House crap
Ok..I bet you're really getting tired of this. But guess what? I FOUND A HOUSE! I'm getting closer. They accepted my offer, HOWEVER, there seems to be something kinda fishy about the deal so my realtor is going to look into a bit further before we proceed. The realtor selling wants me to pay for a appraisal within 7 days of the signed agreement of the offer. The house is what is considered a 'short sale' which means that the sellers are losing their house and the bank is willing to cut it lose for a portion of what they owe on it.

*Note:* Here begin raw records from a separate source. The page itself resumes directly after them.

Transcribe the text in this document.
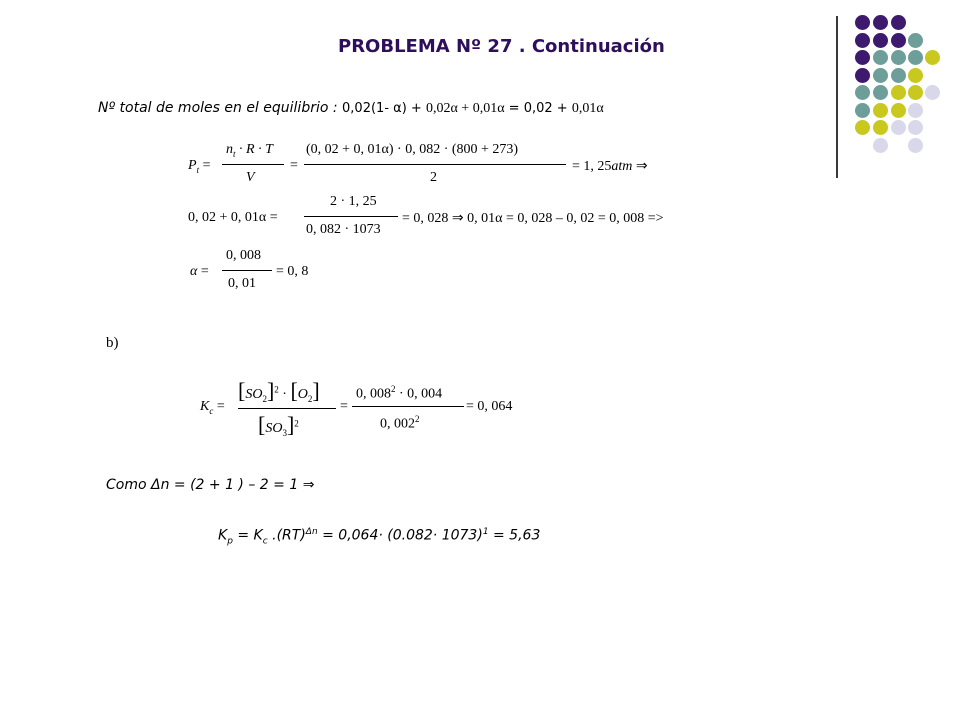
PROBLEMA Nº 27 . Continuación
Nº total de moles en el equilibrio : 0,02(1- α) + 0,02α + 0,01α = 0,02 + 0,01α
$P_t$ =
$n_t \cdot R \cdot T$
V
=
(0, 02 + 0, 01α) · 0, 082 · (800 + 273)
2
= 1, 25atm ⇒
0, 02 + 0, 01α =
2 · 1, 25
0, 082 · 1073
= 0, 028 ⇒ 0, 01α = 0, 028 – 0, 02 = 0, 008 =>
α =
0, 008
0, 01
= 0, 8
b)
$K_c$ =
$[SO_2]^2 \cdot [O_2]$
$[SO_3]^2$
=
0, $008^2 \cdot 0$, 004
0, $002^2$
= 0, 064
Como Δn = (2 + 1 ) – 2 = 1 ⇒
$K_p = K_c$ $.(RT)^{\Delta n} = 0,064\cdot (0.082\cdot 1073)^1 = 5,63$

This house has been bought and sold about 6 times in the past 10 years. I heart it. It has everything that I want. It is in pretty good shape, but does need some work. The carpet is nasty. It has cedar closets in every room, some neat built ins and salmon tile in the bathroom (that I want to take out, but my Dad says no), and is large enough for me to hostess family parties. The other weird thing about the deal is the company selling it. Marshall Redder. I think everyone has heard of him. He's basically the bad used car salesman of the house industry. I'm afraid I may have lost this one too. sigh.

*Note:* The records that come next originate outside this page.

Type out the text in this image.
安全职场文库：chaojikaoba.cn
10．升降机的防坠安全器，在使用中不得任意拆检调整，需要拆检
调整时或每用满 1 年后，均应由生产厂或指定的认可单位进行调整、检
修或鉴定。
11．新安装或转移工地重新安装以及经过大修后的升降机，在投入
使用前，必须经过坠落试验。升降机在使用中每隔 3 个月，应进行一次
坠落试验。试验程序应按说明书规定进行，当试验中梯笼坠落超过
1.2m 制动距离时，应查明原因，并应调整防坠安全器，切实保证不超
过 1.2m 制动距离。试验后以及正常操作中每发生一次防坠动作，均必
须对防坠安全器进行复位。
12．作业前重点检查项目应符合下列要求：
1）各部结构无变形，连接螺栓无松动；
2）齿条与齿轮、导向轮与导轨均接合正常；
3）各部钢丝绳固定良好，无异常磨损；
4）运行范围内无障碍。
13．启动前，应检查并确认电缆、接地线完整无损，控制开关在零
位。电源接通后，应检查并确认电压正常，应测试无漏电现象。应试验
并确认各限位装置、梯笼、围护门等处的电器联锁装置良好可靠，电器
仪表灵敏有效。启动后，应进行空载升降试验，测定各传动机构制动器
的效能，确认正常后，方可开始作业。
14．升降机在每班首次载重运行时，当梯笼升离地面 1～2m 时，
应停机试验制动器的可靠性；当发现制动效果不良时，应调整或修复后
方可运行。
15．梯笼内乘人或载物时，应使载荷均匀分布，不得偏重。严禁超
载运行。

In other, not so nice news. Tomorrow is my Aunt Lindas funeral. I'm very sad that she's gone, but am glad she doesn't have to be miserable like she was in the past few years. There is a very sad story about her initial visit to the ER that makes me very mad. They didn't treat her properly because of her mental illness. I ask that you pray for my family and that something positive can happen out of it. I hope that we can bring awareness to the treatment of mentally ill patients in an emergency situation. If you'd like to honor her, donations for Noahs Project and another place in Fremont are being accepted in her name. Also, my bosco baby needs a new home if you know anyone looking for a sweet dog.
6 Comments:
Eyes on the prize, seester. There is a house in your future, we all know it.
So sorry to hear about Linda. As for Bosco, hmmmm.... do we need a third lab?
7:38 AM
I'm really mad to hear that she didn't get proper treatment at the ER because of her mental illness. With everything that I have gone through in my life struggling with a mental disorder (or two), I understand what a sticky wicket it is to be a mentally ill person in this society. It's not like having rickets - you can't tell anyone and no one can tell you are "ill" just by looking at you. But they judge you on your behavior as though you were CHOOSING to act the way you do. Oh, I know that sounds really self-serving to say, but I can guarantee you that if people had a CHOICE about being mentally ill, they would CHOOSE NOT TO BE MENTALLY ILL! Take your medicine, people say. Why do you quit taking your medicine? Well, here's the problem: most psychotropic meds have icky side effects. Like the Strattera I take - not only does it make me gag taking it (it smells sooo bad!!!!!!!), but it makes me wake up after just a few hours sleep, and I can't get back to sleep. After living on 3 to 4 hours sleep a night for a while, you begin to have a whole new set of symptoms to deal with! One of which is falling asleep at the wheel everyday...not pleasant. So what does my doctor do? Prescribe me a sleep medication to counter-effect the side effect of not sleeping all night. But the sleeping pill makes me groggy in the morning so I drink too much coffee and....a whole new slew of problems (including the danger of more kidney stones....) It is not easy either having or being treated for mental illness, but it is even worse to try to get people to understand you. I don't even know what else to say about that.
9:24 AM
YES you need another lab!
Bosco is one of a kind! He does need room to run and other dogs to play with. :)
7:31 PM
I lost this house too.
SIGH! When will it end!
7:52 PM
Soon enough, Jamie. Soon enough.
9:28 PM
We got in just and I mean just under the wire in all this mess, it may be the best right now to wait and see where all of this is going to lead. I think God has his hand in this so do not be discouraged or impatient because God's plan will play out in his time not ours and when it does it will be perfect! No second guessing or want for anything else in a home when it is revealed. Praise God that his will be done.
Keep you're eyes on the prize (blessing) at the end of this one of lifes many journeys.